Si des considérations de haute politique déterminèrent Pitt et Fox, dans le sénat Britannique, Bernstorf et Schimmelmann, dans le conseil Danois, à suivre, à propager l'impulsion donnée aux esprits par la vertu désintéressée, faut-il pour cela ne leur en témoigner aucune reconnaissance? Non certes : il est, hélas! si rare que la politique suive les conseils de l'austère sagesse, et l'inspiration des hommes de bien !

Ce fut un beau jour sans doute pour l'humanité, celui où la loi sur l'abolition de la traite passa enfin, malgré l'opposition des intérêts contraires. Le respectable M. Clarkson, en rendant compte de cette séance mémorable, dit qu'au moment où le bill fut sanctionné, un rayon de soleil, comme pour éclaircir une fête si touchante, sortit des nuages dont le ciel était couvert. Malheur aux âmes froides, qui, dans cette remarque d'un cœur sensible, ne verraient que la petitesse d'un esprit superstitieux!

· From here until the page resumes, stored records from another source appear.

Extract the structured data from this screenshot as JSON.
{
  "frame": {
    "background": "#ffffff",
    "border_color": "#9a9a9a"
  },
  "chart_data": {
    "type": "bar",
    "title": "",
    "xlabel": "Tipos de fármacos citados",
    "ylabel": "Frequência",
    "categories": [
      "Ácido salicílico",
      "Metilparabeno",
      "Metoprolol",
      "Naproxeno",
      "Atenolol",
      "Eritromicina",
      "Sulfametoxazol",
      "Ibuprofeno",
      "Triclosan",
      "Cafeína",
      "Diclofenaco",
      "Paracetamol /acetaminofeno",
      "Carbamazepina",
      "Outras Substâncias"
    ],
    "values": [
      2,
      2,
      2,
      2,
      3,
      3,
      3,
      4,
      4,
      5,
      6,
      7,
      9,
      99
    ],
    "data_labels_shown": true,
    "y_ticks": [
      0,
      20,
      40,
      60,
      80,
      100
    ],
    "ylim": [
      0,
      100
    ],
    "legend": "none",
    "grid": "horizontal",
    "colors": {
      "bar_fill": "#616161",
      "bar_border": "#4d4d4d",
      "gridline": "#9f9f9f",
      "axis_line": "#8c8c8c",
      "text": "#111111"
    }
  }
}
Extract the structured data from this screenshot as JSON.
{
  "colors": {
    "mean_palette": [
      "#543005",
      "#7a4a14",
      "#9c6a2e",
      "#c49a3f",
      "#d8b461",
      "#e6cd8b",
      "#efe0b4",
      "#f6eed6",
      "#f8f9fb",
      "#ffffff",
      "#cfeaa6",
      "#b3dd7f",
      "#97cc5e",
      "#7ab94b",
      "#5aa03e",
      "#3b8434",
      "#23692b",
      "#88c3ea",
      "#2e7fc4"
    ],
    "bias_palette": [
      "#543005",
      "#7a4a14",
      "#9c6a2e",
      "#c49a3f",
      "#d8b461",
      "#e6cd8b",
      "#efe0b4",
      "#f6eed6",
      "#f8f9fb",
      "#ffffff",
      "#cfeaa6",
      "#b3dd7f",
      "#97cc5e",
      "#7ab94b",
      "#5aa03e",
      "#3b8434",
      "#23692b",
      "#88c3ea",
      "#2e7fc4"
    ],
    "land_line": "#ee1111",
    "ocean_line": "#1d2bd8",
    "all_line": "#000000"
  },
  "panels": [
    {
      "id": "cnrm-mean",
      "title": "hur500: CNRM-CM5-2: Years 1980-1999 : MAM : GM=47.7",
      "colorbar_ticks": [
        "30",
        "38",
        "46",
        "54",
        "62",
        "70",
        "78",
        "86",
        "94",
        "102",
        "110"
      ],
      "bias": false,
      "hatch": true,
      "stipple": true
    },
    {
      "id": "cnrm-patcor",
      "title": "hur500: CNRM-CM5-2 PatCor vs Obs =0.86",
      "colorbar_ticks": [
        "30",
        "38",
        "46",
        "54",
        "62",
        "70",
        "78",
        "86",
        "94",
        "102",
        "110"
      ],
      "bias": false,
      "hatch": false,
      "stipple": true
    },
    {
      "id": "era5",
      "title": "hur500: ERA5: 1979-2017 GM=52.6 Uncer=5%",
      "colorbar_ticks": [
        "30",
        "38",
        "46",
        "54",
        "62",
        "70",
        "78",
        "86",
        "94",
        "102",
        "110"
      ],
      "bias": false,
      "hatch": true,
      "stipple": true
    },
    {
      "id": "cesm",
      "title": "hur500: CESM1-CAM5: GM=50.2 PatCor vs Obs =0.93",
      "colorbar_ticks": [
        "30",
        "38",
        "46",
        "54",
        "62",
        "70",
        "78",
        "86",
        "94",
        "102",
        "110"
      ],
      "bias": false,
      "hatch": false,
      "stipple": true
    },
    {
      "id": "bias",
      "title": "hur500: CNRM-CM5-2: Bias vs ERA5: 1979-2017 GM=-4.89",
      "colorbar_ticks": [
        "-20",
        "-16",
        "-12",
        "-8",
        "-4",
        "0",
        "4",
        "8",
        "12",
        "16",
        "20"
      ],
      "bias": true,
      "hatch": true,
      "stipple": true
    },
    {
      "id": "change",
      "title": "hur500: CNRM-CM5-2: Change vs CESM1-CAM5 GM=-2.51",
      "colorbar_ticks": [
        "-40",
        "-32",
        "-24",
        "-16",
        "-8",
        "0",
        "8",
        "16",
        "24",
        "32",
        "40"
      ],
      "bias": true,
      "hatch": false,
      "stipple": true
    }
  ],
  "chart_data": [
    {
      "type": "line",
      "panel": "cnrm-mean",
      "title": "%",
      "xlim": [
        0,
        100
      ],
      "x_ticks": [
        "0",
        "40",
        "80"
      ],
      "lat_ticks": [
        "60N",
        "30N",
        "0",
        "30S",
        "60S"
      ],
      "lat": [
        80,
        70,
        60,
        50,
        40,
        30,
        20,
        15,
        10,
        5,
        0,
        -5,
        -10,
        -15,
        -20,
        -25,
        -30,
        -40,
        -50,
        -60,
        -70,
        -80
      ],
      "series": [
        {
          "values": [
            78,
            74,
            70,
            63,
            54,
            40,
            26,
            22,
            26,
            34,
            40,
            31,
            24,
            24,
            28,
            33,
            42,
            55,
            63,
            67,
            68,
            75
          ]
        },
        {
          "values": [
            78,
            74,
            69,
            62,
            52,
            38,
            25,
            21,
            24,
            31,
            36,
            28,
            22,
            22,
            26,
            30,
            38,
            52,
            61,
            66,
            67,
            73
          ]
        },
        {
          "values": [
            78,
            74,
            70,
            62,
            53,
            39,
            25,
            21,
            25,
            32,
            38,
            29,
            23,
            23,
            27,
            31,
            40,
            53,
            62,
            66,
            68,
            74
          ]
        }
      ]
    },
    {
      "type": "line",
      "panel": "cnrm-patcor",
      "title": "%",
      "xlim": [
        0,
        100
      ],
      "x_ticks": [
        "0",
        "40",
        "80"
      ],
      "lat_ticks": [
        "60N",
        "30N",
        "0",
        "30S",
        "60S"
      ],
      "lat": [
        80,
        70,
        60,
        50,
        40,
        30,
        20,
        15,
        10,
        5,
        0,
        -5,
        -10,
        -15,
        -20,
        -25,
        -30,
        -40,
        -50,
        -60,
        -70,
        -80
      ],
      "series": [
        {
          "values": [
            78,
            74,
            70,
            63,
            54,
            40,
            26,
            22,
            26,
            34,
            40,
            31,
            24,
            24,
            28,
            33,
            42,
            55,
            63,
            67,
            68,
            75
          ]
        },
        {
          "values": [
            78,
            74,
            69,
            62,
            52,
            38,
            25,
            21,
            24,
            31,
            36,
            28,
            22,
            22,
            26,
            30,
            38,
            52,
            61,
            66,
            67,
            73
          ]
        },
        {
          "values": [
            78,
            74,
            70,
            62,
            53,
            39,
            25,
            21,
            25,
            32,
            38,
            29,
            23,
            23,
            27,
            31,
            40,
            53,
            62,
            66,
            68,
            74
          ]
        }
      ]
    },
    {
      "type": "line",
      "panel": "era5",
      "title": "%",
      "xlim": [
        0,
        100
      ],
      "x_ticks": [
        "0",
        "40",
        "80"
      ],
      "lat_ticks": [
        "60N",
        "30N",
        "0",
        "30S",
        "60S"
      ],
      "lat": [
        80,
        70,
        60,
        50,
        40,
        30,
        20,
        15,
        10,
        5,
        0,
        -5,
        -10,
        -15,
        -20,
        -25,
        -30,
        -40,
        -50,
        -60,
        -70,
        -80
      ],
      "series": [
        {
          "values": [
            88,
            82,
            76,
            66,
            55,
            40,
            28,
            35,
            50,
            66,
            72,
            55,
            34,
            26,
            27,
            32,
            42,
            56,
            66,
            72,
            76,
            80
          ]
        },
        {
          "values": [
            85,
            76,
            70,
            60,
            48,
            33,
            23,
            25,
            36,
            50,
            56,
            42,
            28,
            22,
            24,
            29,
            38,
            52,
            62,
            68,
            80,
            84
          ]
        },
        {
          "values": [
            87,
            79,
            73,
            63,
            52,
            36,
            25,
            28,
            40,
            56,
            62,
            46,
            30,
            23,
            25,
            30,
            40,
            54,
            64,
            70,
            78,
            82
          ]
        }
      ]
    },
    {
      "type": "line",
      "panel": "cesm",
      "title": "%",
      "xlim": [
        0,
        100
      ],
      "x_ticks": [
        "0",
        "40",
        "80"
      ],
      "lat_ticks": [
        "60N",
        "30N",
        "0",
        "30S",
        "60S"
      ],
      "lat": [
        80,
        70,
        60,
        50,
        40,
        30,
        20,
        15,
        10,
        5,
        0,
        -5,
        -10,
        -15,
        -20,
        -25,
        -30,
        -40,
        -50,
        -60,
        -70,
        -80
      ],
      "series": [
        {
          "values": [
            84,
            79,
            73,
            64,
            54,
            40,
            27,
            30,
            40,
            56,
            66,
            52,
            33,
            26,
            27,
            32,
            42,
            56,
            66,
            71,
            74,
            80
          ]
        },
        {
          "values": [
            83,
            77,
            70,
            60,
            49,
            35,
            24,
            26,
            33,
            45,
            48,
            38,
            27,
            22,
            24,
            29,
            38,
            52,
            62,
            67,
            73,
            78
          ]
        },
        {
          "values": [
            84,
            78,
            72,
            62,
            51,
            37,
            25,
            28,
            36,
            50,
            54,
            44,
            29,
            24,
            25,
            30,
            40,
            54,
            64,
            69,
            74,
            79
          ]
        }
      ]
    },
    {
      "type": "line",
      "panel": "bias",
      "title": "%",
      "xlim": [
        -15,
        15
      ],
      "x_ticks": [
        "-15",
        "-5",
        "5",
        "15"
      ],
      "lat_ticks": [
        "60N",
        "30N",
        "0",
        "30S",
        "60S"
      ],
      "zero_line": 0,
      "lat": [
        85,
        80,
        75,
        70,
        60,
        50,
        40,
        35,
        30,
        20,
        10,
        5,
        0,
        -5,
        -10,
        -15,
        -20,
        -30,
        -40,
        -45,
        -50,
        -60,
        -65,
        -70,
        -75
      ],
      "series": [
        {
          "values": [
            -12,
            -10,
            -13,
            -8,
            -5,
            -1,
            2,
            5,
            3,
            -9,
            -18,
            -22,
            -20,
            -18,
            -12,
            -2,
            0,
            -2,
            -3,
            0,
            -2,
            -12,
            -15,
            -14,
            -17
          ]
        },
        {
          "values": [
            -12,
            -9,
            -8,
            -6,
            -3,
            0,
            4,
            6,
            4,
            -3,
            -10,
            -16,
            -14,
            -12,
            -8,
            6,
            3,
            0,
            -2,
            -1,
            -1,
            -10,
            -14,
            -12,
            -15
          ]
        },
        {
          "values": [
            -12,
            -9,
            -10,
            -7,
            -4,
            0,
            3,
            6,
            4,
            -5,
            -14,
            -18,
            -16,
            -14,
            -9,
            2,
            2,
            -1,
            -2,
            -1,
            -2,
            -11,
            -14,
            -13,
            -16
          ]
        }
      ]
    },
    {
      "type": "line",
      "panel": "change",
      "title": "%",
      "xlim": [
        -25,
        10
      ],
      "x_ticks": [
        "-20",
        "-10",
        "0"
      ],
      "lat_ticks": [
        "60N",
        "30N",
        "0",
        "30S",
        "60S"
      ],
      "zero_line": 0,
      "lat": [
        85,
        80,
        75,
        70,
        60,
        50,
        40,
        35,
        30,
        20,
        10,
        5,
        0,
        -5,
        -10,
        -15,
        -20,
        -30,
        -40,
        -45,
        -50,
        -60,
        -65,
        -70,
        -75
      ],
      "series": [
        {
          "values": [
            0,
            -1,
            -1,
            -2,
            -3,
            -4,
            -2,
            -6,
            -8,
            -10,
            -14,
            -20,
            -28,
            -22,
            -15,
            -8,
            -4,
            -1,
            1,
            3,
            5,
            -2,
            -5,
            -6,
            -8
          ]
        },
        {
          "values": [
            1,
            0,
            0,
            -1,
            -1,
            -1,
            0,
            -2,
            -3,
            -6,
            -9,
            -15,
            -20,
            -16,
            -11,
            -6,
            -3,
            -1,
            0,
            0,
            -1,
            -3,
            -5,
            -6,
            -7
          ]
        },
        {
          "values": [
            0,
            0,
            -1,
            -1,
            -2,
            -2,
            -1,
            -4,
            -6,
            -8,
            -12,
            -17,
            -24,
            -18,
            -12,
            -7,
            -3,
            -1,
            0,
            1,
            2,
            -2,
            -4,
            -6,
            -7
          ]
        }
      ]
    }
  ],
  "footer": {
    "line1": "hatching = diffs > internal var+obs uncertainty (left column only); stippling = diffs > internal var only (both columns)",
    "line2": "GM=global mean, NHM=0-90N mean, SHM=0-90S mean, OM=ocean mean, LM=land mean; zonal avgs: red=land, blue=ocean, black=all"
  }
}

Non, je ne puis non plus vous oublier, vous, savant ecclésiastique, qui, pour ramener les Européens à des sentiments plus humains envers la race africaine, avez pris soin de recueillir les exemples de vertu, de talent et de savoir qui vous ont semblé combattre en sa faveur; comme s'il était nécessaire que ces infortunés fussent savants et vertueux pour qu'ils parussent être nos frères; comme si tant de nations asiatiques ou américaines, plus barbares qu'eux, et moins susceptibles peut-être de civilisation, nous offraient dans leur grossière et constante ignorance, un prétexte pour les traiter en brutes! Hélas! ce n'est point par leurs dispositions à la vertu, aux sciences, aux travaux du génie que les enfants de l'Afrique sont nos frères; c'est bien surtout parce qu'ils ont les mêmes défauts, les mêmes vices, les mêmes misères que nous. Qu'un blanc brutal et orgueilleux ne s'avise pas de regarder les fils du Zaïre et du Kalabar comme des animaux stupides, comme des êtres inférieurs à notre nature ! Quand on songe que les grandes inspirations du christianisme, que les sublimes pensées de la philosophie n'empêchent pas ces blancs si fiers, de courber leur front sous le joug avilissant du despotisme, toutes les fois que le despotisme parvient à tromper la vanité par l'intérêt personnel, à réprimer la jactance par la terreur ; quand on songe à tant d'exemples d'abjection que nous présentent nos propres annales, on voit combien peu il en coûterait pour anéantir cette prééminence européenne qui nous enfle tant le cœur, et que nous devons à des circonstances heureuses dont nous sommes toujours prêts à nous laisser ravir le fruit!